Macallan Wayne Saini, known as Baby Mac, was 16 months old when he died at Saad's unlicensed and unregistered Olive Branch daycare.
There is a publication ban on the names of the other children involved in the case.
A lawsuit filed in 2018 by Baby Mac's mother against Saad and Vancouver Coastal Health says the toddler was believed to have died when he was left unattended and choked on an electrical cord on Jan. 18, 2017.
B.C. Supreme Court heard on Wednesday that a set of string lights was dangling over one of three playpens Saad had set up in a third-floor napping room.
Justice Catherine Wedge said, according to interviews with police, Saad had left Baby Mac unattended in the playpen closest to the string lights for over an hour after putting him down to sleep.
Saad was charged in 2020 after a lengthy police investigation and pleaded guilty last April.
Wedge said Saad deliberately deceived the parents who entrusted their children to her care and executed an elaborate scheme to get around B.C. child-care legislation to make more money at her daycare.
Saad was handcuffed by a sheriff before being led out of the courtroom after sentencing.
Under B.C.'s Community Care and Assisted Living Act, unlicensed child-care operators are only allowed to care for two children at a time and can be fined up to $10,000 a day for violations.
Olive Branch daycare closed following the death of Baby Mac.
Baby Mac's parents, Shelley Sheppard and Chris Saini, attended Wednesday's sentencing hearing, and Sheppard struggled to hold back her emotions as Wedge described what had happened to her son.
Sheppard and Saini previously told CBC News how Macallan would fill a room with joy and curiosity.
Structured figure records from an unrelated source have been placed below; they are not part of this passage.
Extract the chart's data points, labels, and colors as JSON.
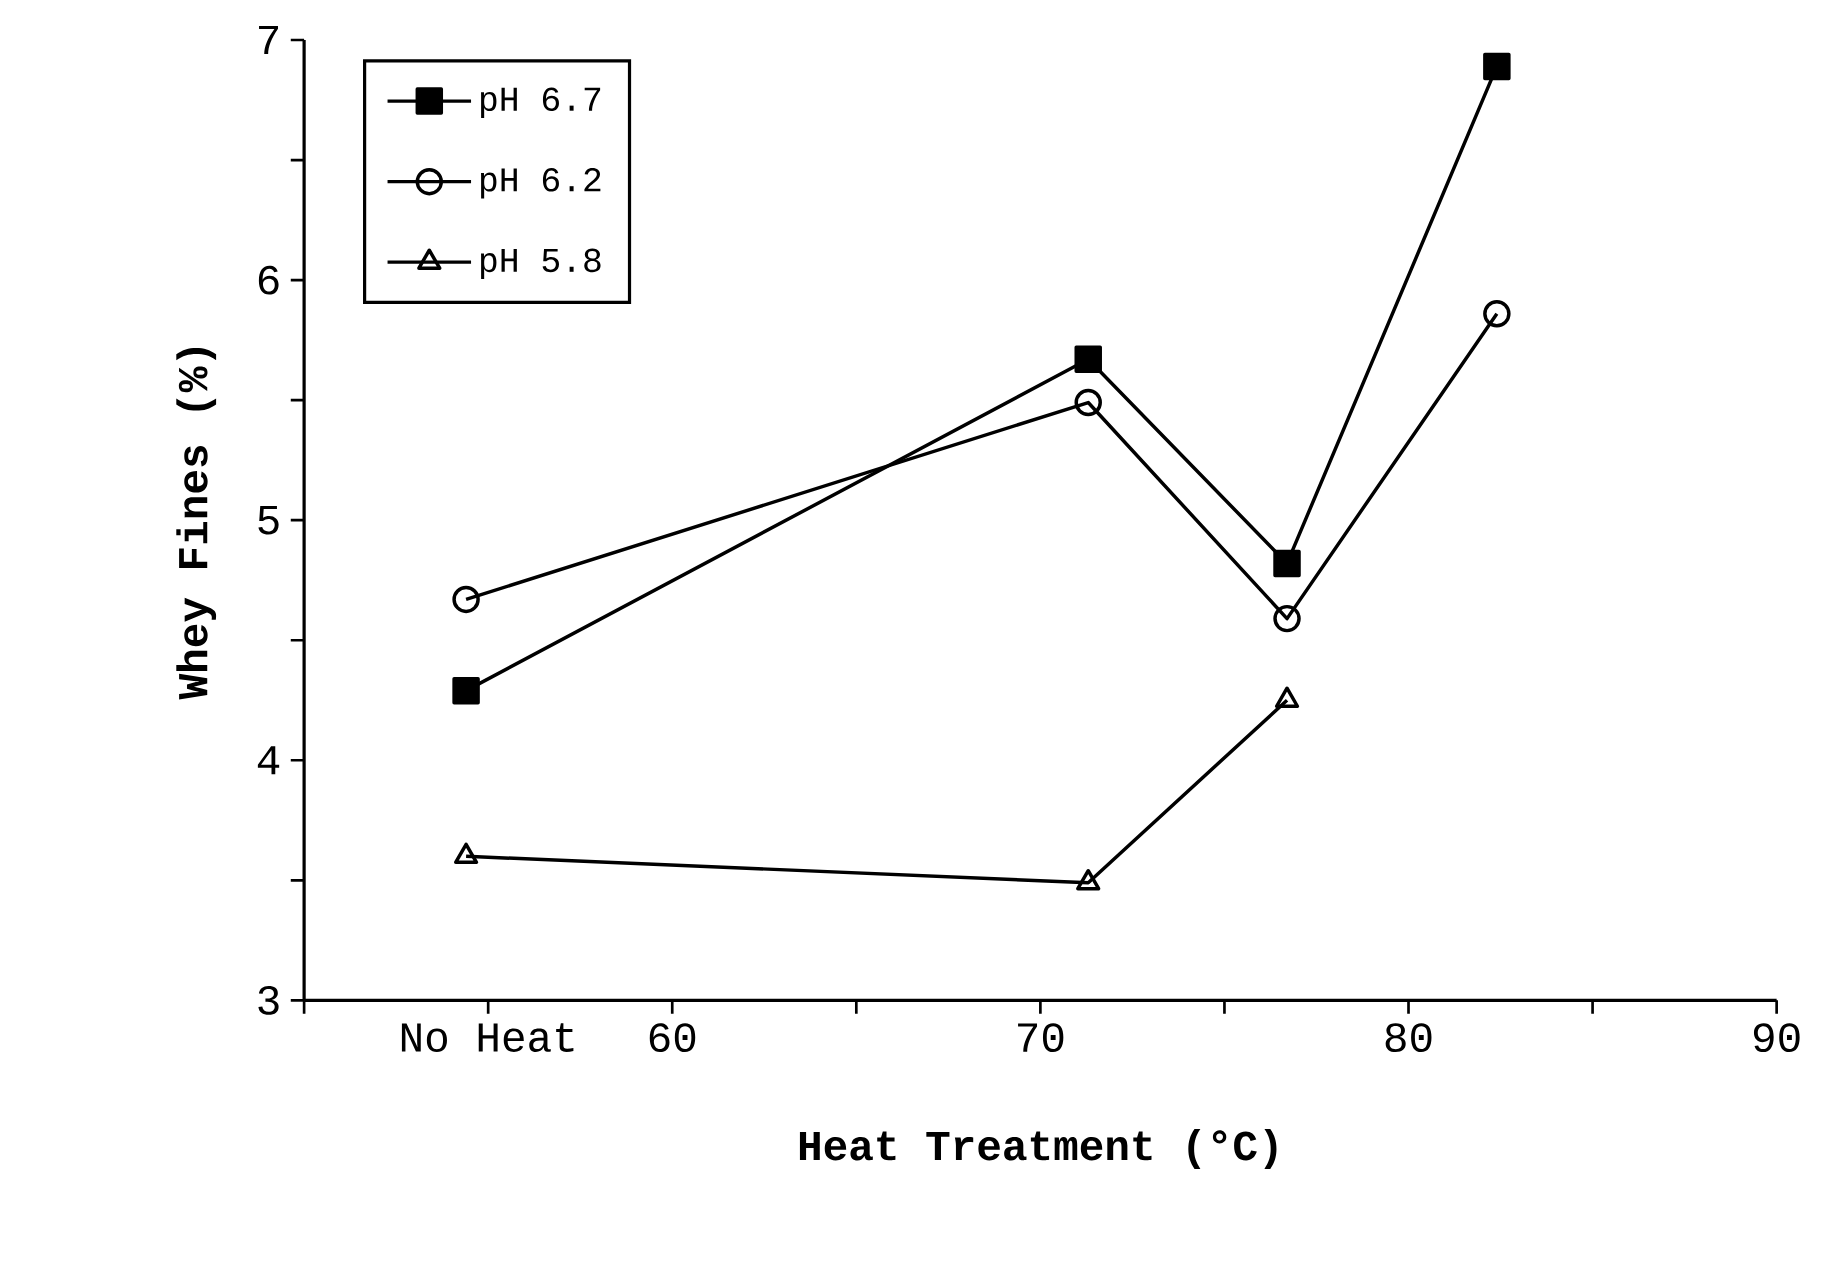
{
  "chart_data": {
    "type": "line",
    "xlabel": "Heat  Treatment  (°C)",
    "ylabel": "Whey  Fines  (%)",
    "x": [
      54.4,
      71.3,
      76.7,
      82.4
    ],
    "series": [
      {
        "name": "pH 6.7",
        "color": "#000000",
        "marker": "square",
        "values": [
          4.29,
          5.67,
          4.82,
          6.89
        ]
      },
      {
        "name": "pH 6.2",
        "color": "#000000",
        "marker": "circle",
        "values": [
          4.67,
          5.49,
          4.59,
          5.86
        ]
      },
      {
        "name": "pH 5.8",
        "color": "#000000",
        "marker": "triangle",
        "values": [
          3.6,
          3.49,
          4.25,
          null
        ]
      }
    ],
    "xlim": [
      50,
      90
    ],
    "xticks": [
      {
        "value": 50,
        "label": null
      },
      {
        "value": 55,
        "label": "No Heat"
      },
      60,
      {
        "value": 65,
        "label": null
      },
      70,
      {
        "value": 75,
        "label": null
      },
      80,
      {
        "value": 85,
        "label": null
      },
      90
    ],
    "ylim": [
      3,
      7
    ],
    "yticks": [
      3,
      {
        "value": 3.5,
        "label": null
      },
      4,
      {
        "value": 4.5,
        "label": null
      },
      5,
      {
        "value": 5.5,
        "label": null
      },
      6,
      {
        "value": 6.5,
        "label": null
      },
      7
    ],
    "legend": "top left",
    "grid": false,
    "line_style": "solid"
  }
}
They shared a written statement Monday afternoon, describing the process as excruciatingly long and thanking first responders, Vancouver police, Crown attorneys, victims services and everyone who worked on the case.
"No punishment will ever bring our sweet boy back to us," it said. "We feel this sentence falls years short ... Knowing that the law has to operate within its abilities, we are disgusted by the options of justice available."
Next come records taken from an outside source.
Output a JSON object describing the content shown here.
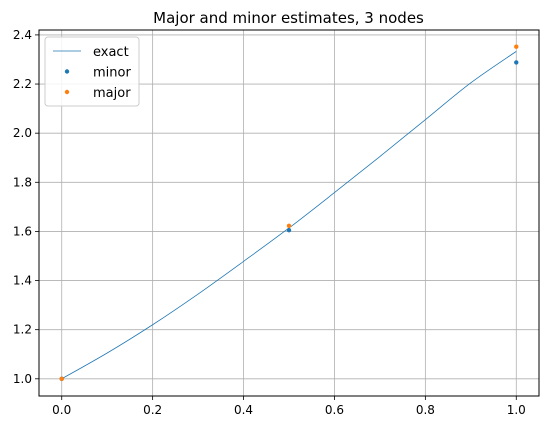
{
  "chart_data": {
    "type": "line",
    "title": "Major and minor estimates, 3 nodes",
    "xlabel": "",
    "ylabel": "",
    "xlim": [
      -0.05,
      1.05
    ],
    "ylim": [
      0.93,
      2.42
    ],
    "xticks": [
      0.0,
      0.2,
      0.4,
      0.6,
      0.8,
      1.0
    ],
    "xtick_labels": [
      "0.0",
      "0.2",
      "0.4",
      "0.6",
      "0.8",
      "1.0"
    ],
    "yticks": [
      1.0,
      1.2,
      1.4,
      1.6,
      1.8,
      2.0,
      2.2,
      2.4
    ],
    "ytick_labels": [
      "1.0",
      "1.2",
      "1.4",
      "1.6",
      "1.8",
      "2.0",
      "2.2",
      "2.4"
    ],
    "grid": true,
    "legend_position": "top-left",
    "series": [
      {
        "name": "exact",
        "kind": "line",
        "color": "#1f77b4",
        "x": [
          0.0,
          0.1,
          0.2,
          0.3,
          0.4,
          0.5,
          0.6,
          0.7,
          0.8,
          0.9,
          1.0
        ],
        "y": [
          1.0,
          1.105,
          1.22,
          1.345,
          1.478,
          1.614,
          1.758,
          1.905,
          2.055,
          2.205,
          2.333
        ]
      },
      {
        "name": "minor",
        "kind": "scatter",
        "color": "#1f77b4",
        "x": [
          0.0,
          0.5,
          1.0
        ],
        "y": [
          1.0,
          1.605,
          2.288
        ]
      },
      {
        "name": "major",
        "kind": "scatter",
        "color": "#ff7f0e",
        "x": [
          0.0,
          0.5,
          1.0
        ],
        "y": [
          1.0,
          1.623,
          2.352
        ]
      }
    ]
  }
}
The parents said they regret that Mac will never score a goal in soccer, have a sleepover with friends, learn to clean a fish or experience the thrill of a first kiss.
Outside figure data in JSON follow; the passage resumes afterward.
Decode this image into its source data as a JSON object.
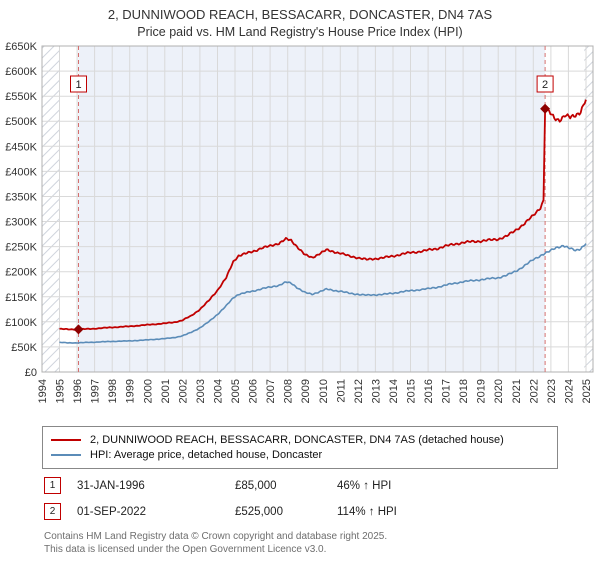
{
  "title": "2, DUNNIWOOD REACH, BESSACARR, DONCASTER, DN4 7AS",
  "subtitle": "Price paid vs. HM Land Registry's House Price Index (HPI)",
  "chart_data": {
    "type": "line",
    "title": "Price paid vs. HPI",
    "xlabel": "",
    "ylabel": "",
    "x_range": [
      1994,
      2025.4
    ],
    "x_years": [
      1994,
      1995,
      1996,
      1997,
      1998,
      1999,
      2000,
      2001,
      2002,
      2003,
      2004,
      2005,
      2006,
      2007,
      2008,
      2009,
      2010,
      2011,
      2012,
      2013,
      2014,
      2015,
      2016,
      2017,
      2018,
      2019,
      2020,
      2021,
      2022,
      2023,
      2024,
      2025
    ],
    "ylim": [
      0,
      650000
    ],
    "y_tick_step": 50000,
    "y_tick_labels": [
      "£0",
      "£50K",
      "£100K",
      "£150K",
      "£200K",
      "£250K",
      "£300K",
      "£350K",
      "£400K",
      "£450K",
      "£500K",
      "£550K",
      "£600K",
      "£650K"
    ],
    "grid": true,
    "legend_position": "bottom",
    "band_color": "#edf1f9",
    "shaded_region": [
      1996.08,
      2022.67
    ],
    "hatch_regions": [
      [
        1994,
        1995.0
      ],
      [
        2024.9,
        2025.4
      ]
    ],
    "series": [
      {
        "name": "2, DUNNIWOOD REACH, BESSACARR, DONCASTER, DN4 7AS (detached house)",
        "color": "#c00000",
        "width": 1.8,
        "points": [
          [
            1995.0,
            86000
          ],
          [
            1995.5,
            85000
          ],
          [
            1996.08,
            85000
          ],
          [
            1997.0,
            86500
          ],
          [
            1998.0,
            89000
          ],
          [
            1999.0,
            91000
          ],
          [
            2000.0,
            94000
          ],
          [
            2001.0,
            97000
          ],
          [
            2001.5,
            99000
          ],
          [
            2002.0,
            103000
          ],
          [
            2002.5,
            112000
          ],
          [
            2003.0,
            125000
          ],
          [
            2003.5,
            142000
          ],
          [
            2004.0,
            163000
          ],
          [
            2004.5,
            188000
          ],
          [
            2004.9,
            220000
          ],
          [
            2005.2,
            232000
          ],
          [
            2005.6,
            236000
          ],
          [
            2006.0,
            240000
          ],
          [
            2006.5,
            247000
          ],
          [
            2007.0,
            251000
          ],
          [
            2007.5,
            257000
          ],
          [
            2007.9,
            265000
          ],
          [
            2008.2,
            262000
          ],
          [
            2008.6,
            248000
          ],
          [
            2009.0,
            233000
          ],
          [
            2009.4,
            228000
          ],
          [
            2009.8,
            236000
          ],
          [
            2010.2,
            243000
          ],
          [
            2010.6,
            240000
          ],
          [
            2011.0,
            237000
          ],
          [
            2011.5,
            231000
          ],
          [
            2012.0,
            228000
          ],
          [
            2012.5,
            224000
          ],
          [
            2013.0,
            226000
          ],
          [
            2013.5,
            228000
          ],
          [
            2014.0,
            231000
          ],
          [
            2014.5,
            235000
          ],
          [
            2015.0,
            238000
          ],
          [
            2015.5,
            240000
          ],
          [
            2016.0,
            243000
          ],
          [
            2016.5,
            246000
          ],
          [
            2017.0,
            251000
          ],
          [
            2017.5,
            255000
          ],
          [
            2018.0,
            258000
          ],
          [
            2018.5,
            260000
          ],
          [
            2019.0,
            261000
          ],
          [
            2019.5,
            263000
          ],
          [
            2020.0,
            265000
          ],
          [
            2020.5,
            271000
          ],
          [
            2021.0,
            283000
          ],
          [
            2021.5,
            296000
          ],
          [
            2022.0,
            312000
          ],
          [
            2022.4,
            328000
          ],
          [
            2022.58,
            342000
          ],
          [
            2022.67,
            525000
          ],
          [
            2022.9,
            518000
          ],
          [
            2023.2,
            506000
          ],
          [
            2023.5,
            503000
          ],
          [
            2023.8,
            511000
          ],
          [
            2024.1,
            507000
          ],
          [
            2024.4,
            513000
          ],
          [
            2024.7,
            519000
          ],
          [
            2025.0,
            543000
          ]
        ]
      },
      {
        "name": "HPI: Average price, detached house, Doncaster",
        "color": "#5b8cb8",
        "width": 1.6,
        "points": [
          [
            1995.0,
            59000
          ],
          [
            1995.5,
            58000
          ],
          [
            1996.08,
            58200
          ],
          [
            1997.0,
            59500
          ],
          [
            1998.0,
            61000
          ],
          [
            1999.0,
            62000
          ],
          [
            2000.0,
            64000
          ],
          [
            2001.0,
            66500
          ],
          [
            2001.5,
            68500
          ],
          [
            2002.0,
            72000
          ],
          [
            2002.5,
            79000
          ],
          [
            2003.0,
            88000
          ],
          [
            2003.5,
            100000
          ],
          [
            2004.0,
            115000
          ],
          [
            2004.5,
            132000
          ],
          [
            2004.9,
            148000
          ],
          [
            2005.2,
            155000
          ],
          [
            2005.6,
            158000
          ],
          [
            2006.0,
            161000
          ],
          [
            2006.5,
            166000
          ],
          [
            2007.0,
            169000
          ],
          [
            2007.5,
            173000
          ],
          [
            2007.9,
            179000
          ],
          [
            2008.2,
            177000
          ],
          [
            2008.6,
            167000
          ],
          [
            2009.0,
            158000
          ],
          [
            2009.4,
            155000
          ],
          [
            2009.8,
            160000
          ],
          [
            2010.2,
            165000
          ],
          [
            2010.6,
            163000
          ],
          [
            2011.0,
            161000
          ],
          [
            2011.5,
            157000
          ],
          [
            2012.0,
            155000
          ],
          [
            2012.5,
            153000
          ],
          [
            2013.0,
            154000
          ],
          [
            2013.5,
            155000
          ],
          [
            2014.0,
            157000
          ],
          [
            2014.5,
            160000
          ],
          [
            2015.0,
            162000
          ],
          [
            2015.5,
            164000
          ],
          [
            2016.0,
            166000
          ],
          [
            2016.5,
            169000
          ],
          [
            2017.0,
            173000
          ],
          [
            2017.5,
            177000
          ],
          [
            2018.0,
            180000
          ],
          [
            2018.5,
            182000
          ],
          [
            2019.0,
            184000
          ],
          [
            2019.5,
            186000
          ],
          [
            2020.0,
            188000
          ],
          [
            2020.5,
            193000
          ],
          [
            2021.0,
            201000
          ],
          [
            2021.5,
            212000
          ],
          [
            2022.0,
            224000
          ],
          [
            2022.5,
            234000
          ],
          [
            2022.9,
            240000
          ],
          [
            2023.3,
            248000
          ],
          [
            2023.7,
            252000
          ],
          [
            2024.0,
            247000
          ],
          [
            2024.4,
            243000
          ],
          [
            2024.7,
            246000
          ],
          [
            2025.0,
            256000
          ]
        ]
      }
    ],
    "sale_markers": [
      {
        "label": "1",
        "year": 1996.08,
        "value": 85000
      },
      {
        "label": "2",
        "year": 2022.67,
        "value": 525000
      }
    ],
    "marker_color": "#8e0000",
    "dashed_line_color": "#d4706f"
  },
  "legend": {
    "items": [
      {
        "label": "2, DUNNIWOOD REACH, BESSACARR, DONCASTER, DN4 7AS (detached house)",
        "color": "#c00000"
      },
      {
        "label": "HPI: Average price, detached house, Doncaster",
        "color": "#5b8cb8"
      }
    ]
  },
  "sales": [
    {
      "n": "1",
      "date": "31-JAN-1996",
      "price": "£85,000",
      "hpi": "46% ↑ HPI"
    },
    {
      "n": "2",
      "date": "01-SEP-2022",
      "price": "£525,000",
      "hpi": "114% ↑ HPI"
    }
  ],
  "footer": {
    "line1": "Contains HM Land Registry data © Crown copyright and database right 2025.",
    "line2": "This data is licensed under the Open Government Licence v3.0."
  }
}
"This makes us sad beyond words," they said. "We love, cherish and miss our sweet and loving boy Mac every day."
Longtime childcare advocate Sharon Gregson said Monday there is no sentence that would do Mac, or his family, justice.
"There couldn't be a punishment that is adequate enough for what's happened to Baby Mac," she told On The Coast host Gloria Macarenko.
"It's a signal to our politicians and to all of us that we have to do better for children, we have to have a better childcare system."
Gregson, who has campaigned for $10-a-day daycare, acknowledged that hundreds more childcare spaces have opened up over the past five years, but said there's still a long way to go to ensure families have access to safe, affordable care when they require it.